Помню его смешной рассказ про драматурга Эдвара Олби, которого он принимал в начале восьмидесятых в своей тогда совсем тесной однокомнатной квартирке в Волковом переулке. Американец все не мог успокоиться, допытываясь: где же Вульф живет? «Ну, я понимаю, это у тебя studio! Ты тут работаешь, пишешь. А где же твой дом?» Вообразить, что на этих малогабаритных метрах можно не только творить, но и жить, американский классик отказывался категорически.
Вульф обладал поразительным свойством всех русских интеллигентов: не замечать скучных будней. Для него их как будто и не было. Во всяком случае, они ни разу не становились предметом нашего разговора. Впрочем, когда он хотел, мог быть очень приметлив, особенно если речь заходила о редкостном антиквариате или чьей-то исключительной коллекции живописи.
— Если бы вы увидели карельскую березу, которая стояла в гостиной у Марии Ивановны, вы бы умерли, — говорил он про антикварную мебель Бабановой, перекочевавшую потом в запасники Бахрушинского музея.
— Если бы вы знали, какого я видел у Спиваковых Шагала, вы бы сошли с ума.
Почему я должен был сходить с ума или умирать при мысли о чьих-то буфетах и картинах, для меня так и осталось загадкой. Но я смиренно поддакивал ему и таращил глаза, изображая крайнюю степень возбуждения и любопытства. А иначе ему было неинтересно со мной разговаривать. Он не признавал температуру 36,6 °C ни в искусстве, ни в дружбе. Вялые, тихие, незаметные люди могли время от времени возникать на его горизонте, но довольно быстро и бесследно исчезали. Оставались только яркие, громогласные, заметные, те у кого, говоря на актерском сленге, был «посыл». Это был его любимый круг.
Я застал время, когда этот круг составлял «Современник», театр, который он считал своим и за который готов был перегрызть горло любому его обидчику. Имена Гали (Галины Борисовны Волчек), Марины (Марины Нееловой), Лёни (Леонида Осиповича Эрмана) не сходили с его уст. Он говорил о них как о членах своей семьи. Кажется, только Валентин Гафт был всегда только «Гафтом». И он произносил его имя с характерным лающим звуком, как «гаф». Раз в году я заставал всю эту компанию у него на дне рождения, где они дружно выпивали за здоровье «Виталика», но при этом уже тогда угадывались тайные противоречия и неудовольствия, которые до поры до времени прятали от посторонних глаз.

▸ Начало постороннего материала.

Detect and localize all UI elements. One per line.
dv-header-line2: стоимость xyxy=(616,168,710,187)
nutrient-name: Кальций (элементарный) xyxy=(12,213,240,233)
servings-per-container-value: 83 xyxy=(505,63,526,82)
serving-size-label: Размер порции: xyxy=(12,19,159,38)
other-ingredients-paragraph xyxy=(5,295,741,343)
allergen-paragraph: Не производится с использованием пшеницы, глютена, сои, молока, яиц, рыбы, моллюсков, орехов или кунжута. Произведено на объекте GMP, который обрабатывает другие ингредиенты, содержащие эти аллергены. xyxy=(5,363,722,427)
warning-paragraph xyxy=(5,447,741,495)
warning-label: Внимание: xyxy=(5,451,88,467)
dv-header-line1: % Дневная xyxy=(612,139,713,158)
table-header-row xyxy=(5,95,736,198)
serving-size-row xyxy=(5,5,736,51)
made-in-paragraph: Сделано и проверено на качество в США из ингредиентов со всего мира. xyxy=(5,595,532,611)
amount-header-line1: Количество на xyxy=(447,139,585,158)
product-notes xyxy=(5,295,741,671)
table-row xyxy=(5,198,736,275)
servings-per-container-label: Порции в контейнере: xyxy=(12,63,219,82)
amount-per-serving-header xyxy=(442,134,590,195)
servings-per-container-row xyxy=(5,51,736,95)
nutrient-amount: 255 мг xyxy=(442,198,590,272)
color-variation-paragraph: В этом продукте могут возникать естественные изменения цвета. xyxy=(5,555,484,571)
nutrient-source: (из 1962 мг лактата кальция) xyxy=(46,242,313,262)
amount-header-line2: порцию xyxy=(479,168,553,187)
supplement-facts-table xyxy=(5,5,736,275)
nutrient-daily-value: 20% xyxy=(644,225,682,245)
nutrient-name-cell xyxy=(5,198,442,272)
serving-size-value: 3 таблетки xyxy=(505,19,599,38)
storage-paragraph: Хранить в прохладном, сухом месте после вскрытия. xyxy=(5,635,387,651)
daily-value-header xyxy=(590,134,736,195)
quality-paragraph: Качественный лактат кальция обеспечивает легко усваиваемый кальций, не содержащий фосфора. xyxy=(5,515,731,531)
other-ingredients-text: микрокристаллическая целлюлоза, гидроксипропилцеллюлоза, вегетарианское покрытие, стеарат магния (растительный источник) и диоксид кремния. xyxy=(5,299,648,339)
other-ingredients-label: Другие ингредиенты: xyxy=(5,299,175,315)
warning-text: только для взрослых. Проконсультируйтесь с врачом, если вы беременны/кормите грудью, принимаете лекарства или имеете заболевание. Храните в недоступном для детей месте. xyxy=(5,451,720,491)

В не меньшей степени он был связан и со МХАТом, где царил Олег (Олег Николаевич Ефремов). С ним у Вульфа тоже были свои отношения, в которых, по крайней мере с его стороны, преобладала какая-то влюбленная ревность. Так бывает у супругов, когда они давно расстались, но один из них продолжает нервно и пристально следить за жизнью другого.
— Вчера я встретил Олега, — сообщал он мне по телефону торжествующим голосом. — Он сказал, что соскучился и нам надо поговорить о том, что делать дальше со МХАТом.
— Надеюсь, вы не сразу посоветовали ему уволить Смелянского?
— Сразу. Но как вы догадались?
Ненависть Вульфа к главному мхатовскому кардиналу и идеологу раздела Художественного театра Анатолию Мироновичу Смелянскому отдавала чем-то древнебиблейским и ветхозаветным. Редкий наш разговор обходился без подробного перечисления всех его вин, проступков и преступлений, которые сводились к тому, что «он погубил Олега». Спорить было бесполезно, как и защищать Смелянского. Вульф тогда еще больше свирепел и неистовствовал. Он любил старый МХАТ, любил Ефремова, и ему было невыносимо думать, что две ключевые константы его жизни вступили в непримиримый клинч, чреватый неминуемой катастрофой. Легче всего в этом было обвинить постороннее лицо, провинциала из Горького, не по заслугам заполучившего власть в первом театре страны. Тут он спелся в унисон с Т. Дорониной, которую всегда уважительно величал «Татьяной Васильевной», превознося ее как великую артистку и мудрую правительницу женского МХАТа.